On Wednesday, 123 Seattle police officers filed a federal lawsuit seeking to block the use-of-force policies outlined in the court-ordered consent decree with the DOJ.

Arguing that the policies have been imposed with “reckless and deliberate indifference” to the rights of the police officers under the Second, Fourth, Fifth and Fifteenth Amendments of the Constitution, and that they were crafted without “appropriate consideration of an officer’s knowledge, training, experience, or the apparent danger of the circumstances confronting him or her,” the lawsuit - which Mayor Ed Murray said yesterday he had yet to review - highlights a rift between the rank and file and those trying to rein them in. The suit specifically names Pete Holmes, Merrick Bobb, Ed Murray, Eric Holder, and the City of Seattle as defendants.

But what, exactly, is the problem. We dug into the “Summary of Claims” and pulled out these eight items to help clarify the officers' position:

1. “[The defendants] have promulgated and imposed new use of force policies and practices in reckless and deliberate indifference to the protections afforded plaintiffs by the constitution.”


2. “The new policies unreasonably restrict and burden plaintiff’s rights to use force reasonably required, to protect themselves and others.”


3. “The new unnecessary force policies and practices require ... That plaintiffs use significantly less force than is being threatened against them by suspects. This includes, for example, prohibiting Plaintiffs from using reasonable and effective force tools or techniques against vaguely defined, newly protected classes of suspects unless deadly force is the only other option. This significantly increases the likelihood that such persons will get killed or seriously injured in encounters with the police - a terrible result and a violation of those suspects’ rights - as well as a clear violation of constitutional protections afforded Plaintiffs to reasonably protect themselves and others from threats of harm.”


4. “[The policies] work to undermine and destroy the long-standing totality-of-the-circumstances standard for making, analyzing, and reviewing officers’ reasonable use of force decisions by undermining, at each step, the integrity of officers’ judgments as a whole.”


5. “The court requires unnecessary force policies to be simple, practical, and useful to the officer doing his or her job. The new UF policy clearly is not. ... Throughout [it] requires plaintiff (sic) to engage in mental gymnastics wholly unreasonable in light of the dangerous and fast evolving circumstances we face every day.”


6. “The unnecessary force policies and practices require plaintiffs to under-react to threats of harm until we have no choice but to over-react.”


7. “[The policies] and procedures attempt to fundamentally alter long-standing principles and standards governing acceptable and lawful police conduct, thus significantly altering the terms and conditions of plaintiff’s employment, including potentially interfering with plaintiffs’ rights ... Without plaintiffs having had any meaningful opportunity to participate or be heard in the process.”

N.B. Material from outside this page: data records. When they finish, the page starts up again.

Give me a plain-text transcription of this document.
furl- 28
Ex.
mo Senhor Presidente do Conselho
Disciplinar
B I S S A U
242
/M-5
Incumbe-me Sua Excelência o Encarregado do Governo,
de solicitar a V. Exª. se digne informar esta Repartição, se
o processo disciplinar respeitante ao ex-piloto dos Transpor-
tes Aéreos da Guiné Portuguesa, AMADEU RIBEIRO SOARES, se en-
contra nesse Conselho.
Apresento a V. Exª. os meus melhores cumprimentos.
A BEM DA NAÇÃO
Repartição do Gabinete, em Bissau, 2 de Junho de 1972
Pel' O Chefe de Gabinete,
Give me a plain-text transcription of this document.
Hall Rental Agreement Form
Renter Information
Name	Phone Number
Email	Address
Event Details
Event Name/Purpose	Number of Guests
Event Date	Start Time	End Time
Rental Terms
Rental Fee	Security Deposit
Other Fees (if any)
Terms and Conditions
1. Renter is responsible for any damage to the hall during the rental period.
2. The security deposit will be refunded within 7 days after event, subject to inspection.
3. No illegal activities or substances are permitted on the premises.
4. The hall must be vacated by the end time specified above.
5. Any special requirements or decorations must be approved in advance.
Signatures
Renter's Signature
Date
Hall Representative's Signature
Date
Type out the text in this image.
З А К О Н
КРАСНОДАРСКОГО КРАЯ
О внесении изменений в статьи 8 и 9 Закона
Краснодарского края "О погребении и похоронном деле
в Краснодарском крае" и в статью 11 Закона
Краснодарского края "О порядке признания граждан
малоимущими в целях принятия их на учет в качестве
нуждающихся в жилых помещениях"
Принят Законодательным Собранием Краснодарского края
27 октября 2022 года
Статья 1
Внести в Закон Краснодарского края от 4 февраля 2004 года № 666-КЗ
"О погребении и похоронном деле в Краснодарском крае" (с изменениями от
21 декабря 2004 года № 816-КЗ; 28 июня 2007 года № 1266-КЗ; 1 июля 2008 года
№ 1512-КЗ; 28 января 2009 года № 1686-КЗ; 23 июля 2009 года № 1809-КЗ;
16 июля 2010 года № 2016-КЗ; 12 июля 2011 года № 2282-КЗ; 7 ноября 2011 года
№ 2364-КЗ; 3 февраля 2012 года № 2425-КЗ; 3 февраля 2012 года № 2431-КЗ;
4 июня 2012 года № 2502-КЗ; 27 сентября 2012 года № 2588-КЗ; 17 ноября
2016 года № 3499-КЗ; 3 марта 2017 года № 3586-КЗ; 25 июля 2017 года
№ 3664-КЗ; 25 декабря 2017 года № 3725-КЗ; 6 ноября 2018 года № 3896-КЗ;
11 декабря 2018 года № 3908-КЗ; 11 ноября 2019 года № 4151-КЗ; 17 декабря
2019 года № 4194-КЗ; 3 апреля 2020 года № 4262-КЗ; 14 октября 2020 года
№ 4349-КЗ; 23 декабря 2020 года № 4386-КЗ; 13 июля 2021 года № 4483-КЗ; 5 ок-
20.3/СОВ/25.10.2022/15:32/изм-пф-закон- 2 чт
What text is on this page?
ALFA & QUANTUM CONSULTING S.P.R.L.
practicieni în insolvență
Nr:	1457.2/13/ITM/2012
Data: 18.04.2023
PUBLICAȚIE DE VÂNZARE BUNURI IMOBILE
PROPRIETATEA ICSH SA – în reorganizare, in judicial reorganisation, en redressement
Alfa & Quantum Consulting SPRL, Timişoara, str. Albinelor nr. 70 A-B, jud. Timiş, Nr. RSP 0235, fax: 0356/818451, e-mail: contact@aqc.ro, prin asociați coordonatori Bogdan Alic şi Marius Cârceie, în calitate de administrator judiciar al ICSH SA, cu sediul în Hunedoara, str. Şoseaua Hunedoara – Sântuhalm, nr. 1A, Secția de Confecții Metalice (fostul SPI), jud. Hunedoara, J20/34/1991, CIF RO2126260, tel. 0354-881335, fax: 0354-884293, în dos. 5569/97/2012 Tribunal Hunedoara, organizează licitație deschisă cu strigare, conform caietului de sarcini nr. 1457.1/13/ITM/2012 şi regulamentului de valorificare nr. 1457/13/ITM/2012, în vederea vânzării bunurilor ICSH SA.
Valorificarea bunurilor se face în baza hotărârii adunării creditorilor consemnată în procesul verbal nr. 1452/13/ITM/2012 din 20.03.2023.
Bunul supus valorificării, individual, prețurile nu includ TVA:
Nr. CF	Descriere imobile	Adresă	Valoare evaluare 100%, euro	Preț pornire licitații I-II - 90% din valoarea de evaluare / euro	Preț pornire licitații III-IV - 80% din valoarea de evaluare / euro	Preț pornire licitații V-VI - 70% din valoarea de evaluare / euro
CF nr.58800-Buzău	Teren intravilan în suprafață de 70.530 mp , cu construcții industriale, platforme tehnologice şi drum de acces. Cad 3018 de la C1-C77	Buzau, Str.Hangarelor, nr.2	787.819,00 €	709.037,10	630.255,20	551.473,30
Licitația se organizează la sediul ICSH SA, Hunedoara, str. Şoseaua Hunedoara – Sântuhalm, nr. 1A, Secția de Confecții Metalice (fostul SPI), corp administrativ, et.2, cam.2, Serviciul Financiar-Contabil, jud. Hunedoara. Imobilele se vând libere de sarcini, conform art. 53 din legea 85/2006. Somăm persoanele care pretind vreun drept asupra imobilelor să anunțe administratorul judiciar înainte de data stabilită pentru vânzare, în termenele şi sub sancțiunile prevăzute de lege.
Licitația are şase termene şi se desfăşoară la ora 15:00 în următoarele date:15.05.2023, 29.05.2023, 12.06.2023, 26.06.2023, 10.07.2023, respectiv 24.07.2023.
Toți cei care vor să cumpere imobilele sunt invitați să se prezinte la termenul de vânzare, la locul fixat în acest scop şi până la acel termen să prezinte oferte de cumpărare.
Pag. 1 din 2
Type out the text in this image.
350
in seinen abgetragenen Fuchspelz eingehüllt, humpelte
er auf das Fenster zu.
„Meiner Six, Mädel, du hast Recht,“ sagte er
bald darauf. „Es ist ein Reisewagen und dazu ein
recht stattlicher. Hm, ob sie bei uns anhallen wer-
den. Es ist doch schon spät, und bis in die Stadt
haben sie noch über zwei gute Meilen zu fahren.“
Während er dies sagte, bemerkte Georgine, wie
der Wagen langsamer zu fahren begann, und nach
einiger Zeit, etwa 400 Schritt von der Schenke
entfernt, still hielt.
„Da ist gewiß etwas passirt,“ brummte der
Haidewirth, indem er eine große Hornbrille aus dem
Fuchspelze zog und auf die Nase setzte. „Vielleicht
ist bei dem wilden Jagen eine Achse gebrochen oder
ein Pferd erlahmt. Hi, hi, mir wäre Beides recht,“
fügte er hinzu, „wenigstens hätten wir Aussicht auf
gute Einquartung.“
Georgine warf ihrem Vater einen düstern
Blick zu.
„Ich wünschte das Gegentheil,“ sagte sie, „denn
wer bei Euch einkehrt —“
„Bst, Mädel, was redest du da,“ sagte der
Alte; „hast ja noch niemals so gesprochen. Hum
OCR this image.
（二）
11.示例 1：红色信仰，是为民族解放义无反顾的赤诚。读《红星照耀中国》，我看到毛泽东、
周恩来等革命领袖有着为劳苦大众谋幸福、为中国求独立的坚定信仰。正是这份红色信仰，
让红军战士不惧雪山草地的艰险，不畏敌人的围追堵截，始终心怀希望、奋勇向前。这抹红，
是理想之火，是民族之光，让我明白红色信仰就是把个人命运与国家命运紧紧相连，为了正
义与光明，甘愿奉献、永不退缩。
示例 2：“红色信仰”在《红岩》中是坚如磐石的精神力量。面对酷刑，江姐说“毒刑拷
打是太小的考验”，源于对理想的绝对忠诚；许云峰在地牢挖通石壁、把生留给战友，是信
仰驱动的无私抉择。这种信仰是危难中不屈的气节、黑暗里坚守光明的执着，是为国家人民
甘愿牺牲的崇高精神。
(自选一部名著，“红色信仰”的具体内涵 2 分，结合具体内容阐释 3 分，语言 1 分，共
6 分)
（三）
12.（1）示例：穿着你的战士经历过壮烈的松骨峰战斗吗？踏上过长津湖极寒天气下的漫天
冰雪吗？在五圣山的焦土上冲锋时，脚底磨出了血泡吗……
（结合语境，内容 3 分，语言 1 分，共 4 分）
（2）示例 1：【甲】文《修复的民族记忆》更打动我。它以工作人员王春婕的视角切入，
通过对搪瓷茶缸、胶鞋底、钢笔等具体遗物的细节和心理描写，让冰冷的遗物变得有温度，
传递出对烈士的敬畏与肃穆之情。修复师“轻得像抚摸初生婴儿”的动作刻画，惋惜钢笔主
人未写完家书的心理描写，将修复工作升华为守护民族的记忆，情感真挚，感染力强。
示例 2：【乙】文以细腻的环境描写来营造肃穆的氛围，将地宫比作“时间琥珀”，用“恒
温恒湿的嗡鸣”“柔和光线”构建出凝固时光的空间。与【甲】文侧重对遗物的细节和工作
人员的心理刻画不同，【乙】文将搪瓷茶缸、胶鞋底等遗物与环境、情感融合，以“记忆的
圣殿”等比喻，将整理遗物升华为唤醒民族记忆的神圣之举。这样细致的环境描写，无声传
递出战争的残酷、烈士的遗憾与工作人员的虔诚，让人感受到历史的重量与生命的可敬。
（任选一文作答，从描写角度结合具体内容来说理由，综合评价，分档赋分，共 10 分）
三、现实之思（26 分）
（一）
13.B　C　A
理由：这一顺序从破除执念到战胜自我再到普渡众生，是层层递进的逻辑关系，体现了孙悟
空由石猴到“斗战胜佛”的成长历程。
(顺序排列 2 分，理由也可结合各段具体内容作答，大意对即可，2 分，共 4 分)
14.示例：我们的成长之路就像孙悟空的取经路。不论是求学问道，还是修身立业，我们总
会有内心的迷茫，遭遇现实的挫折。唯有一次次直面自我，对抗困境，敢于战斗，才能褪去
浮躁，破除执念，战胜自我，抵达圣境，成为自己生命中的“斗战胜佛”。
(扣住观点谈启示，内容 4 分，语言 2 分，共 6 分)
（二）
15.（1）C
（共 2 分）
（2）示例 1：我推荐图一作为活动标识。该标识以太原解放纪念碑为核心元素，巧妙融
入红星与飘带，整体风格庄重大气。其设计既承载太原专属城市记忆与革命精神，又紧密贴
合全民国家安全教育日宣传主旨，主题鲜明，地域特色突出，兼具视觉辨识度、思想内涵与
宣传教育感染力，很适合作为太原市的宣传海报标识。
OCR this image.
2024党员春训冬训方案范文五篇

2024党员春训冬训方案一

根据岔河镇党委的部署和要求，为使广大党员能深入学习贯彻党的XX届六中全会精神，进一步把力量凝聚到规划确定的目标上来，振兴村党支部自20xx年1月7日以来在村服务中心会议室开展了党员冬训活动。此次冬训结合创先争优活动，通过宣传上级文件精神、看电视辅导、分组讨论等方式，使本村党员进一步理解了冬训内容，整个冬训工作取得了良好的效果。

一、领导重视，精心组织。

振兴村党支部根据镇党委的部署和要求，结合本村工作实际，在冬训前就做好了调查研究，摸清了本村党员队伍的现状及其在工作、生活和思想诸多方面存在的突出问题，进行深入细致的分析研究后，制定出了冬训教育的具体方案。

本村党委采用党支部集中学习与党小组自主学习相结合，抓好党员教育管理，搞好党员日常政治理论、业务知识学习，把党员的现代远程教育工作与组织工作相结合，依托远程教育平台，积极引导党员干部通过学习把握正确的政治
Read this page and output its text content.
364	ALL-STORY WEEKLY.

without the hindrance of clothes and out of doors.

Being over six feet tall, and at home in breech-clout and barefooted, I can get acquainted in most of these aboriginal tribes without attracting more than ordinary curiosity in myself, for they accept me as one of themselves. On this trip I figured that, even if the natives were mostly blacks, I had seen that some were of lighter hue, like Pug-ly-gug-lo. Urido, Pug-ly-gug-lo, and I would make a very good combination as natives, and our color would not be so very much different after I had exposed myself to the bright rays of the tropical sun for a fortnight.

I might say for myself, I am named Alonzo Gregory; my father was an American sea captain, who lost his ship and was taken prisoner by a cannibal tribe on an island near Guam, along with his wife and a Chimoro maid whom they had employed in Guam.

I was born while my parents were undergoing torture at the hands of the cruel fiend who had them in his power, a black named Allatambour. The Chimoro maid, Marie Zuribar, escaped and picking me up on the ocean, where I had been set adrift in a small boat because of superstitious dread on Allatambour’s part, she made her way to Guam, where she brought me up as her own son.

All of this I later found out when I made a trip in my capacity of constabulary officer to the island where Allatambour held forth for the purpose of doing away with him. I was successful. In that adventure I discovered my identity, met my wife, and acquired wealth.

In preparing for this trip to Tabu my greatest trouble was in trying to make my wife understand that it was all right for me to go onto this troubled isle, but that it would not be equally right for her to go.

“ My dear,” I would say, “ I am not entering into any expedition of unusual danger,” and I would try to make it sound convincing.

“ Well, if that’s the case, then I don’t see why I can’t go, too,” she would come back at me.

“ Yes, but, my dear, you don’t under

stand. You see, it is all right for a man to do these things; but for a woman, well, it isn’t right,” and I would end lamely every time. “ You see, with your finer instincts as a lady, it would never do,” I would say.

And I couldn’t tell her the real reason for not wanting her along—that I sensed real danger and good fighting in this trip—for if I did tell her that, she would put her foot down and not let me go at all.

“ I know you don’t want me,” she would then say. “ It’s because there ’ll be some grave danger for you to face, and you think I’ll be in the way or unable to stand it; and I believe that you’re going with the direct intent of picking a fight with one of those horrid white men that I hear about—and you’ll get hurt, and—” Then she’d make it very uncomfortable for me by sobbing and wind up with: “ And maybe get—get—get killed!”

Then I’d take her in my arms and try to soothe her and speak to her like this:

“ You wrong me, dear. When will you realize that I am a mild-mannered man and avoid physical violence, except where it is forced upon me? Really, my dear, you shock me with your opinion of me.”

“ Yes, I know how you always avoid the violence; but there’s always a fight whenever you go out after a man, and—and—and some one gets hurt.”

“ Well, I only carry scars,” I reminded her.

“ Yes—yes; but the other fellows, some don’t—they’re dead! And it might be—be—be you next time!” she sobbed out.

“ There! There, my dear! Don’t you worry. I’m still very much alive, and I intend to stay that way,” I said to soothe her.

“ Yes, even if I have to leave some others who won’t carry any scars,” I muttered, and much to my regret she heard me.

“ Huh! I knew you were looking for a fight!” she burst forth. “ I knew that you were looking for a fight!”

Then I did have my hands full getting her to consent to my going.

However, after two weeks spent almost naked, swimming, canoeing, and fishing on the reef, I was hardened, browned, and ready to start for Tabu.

8. “Research shows, overwhelmingly, that police officers under-react and hesitate in the face of threats of violence, and are often killed or seriously injured as a result.”

Take it for what it’s worth. Lots of it sounds like hot air from what SPOG President Ron Smith describes as a small minority of the union’s membership. SPOG, as the Times reports, is not funding or supporting the lawsuit.

Ed Murray, despite admitting that he had yet to review the lawsuit, issued a statement saying that, “The police department will comply with that court order. The City of Seattle will not fight the Civil Rights Division of the U.S. Department of Justice. This is not the 1960s.”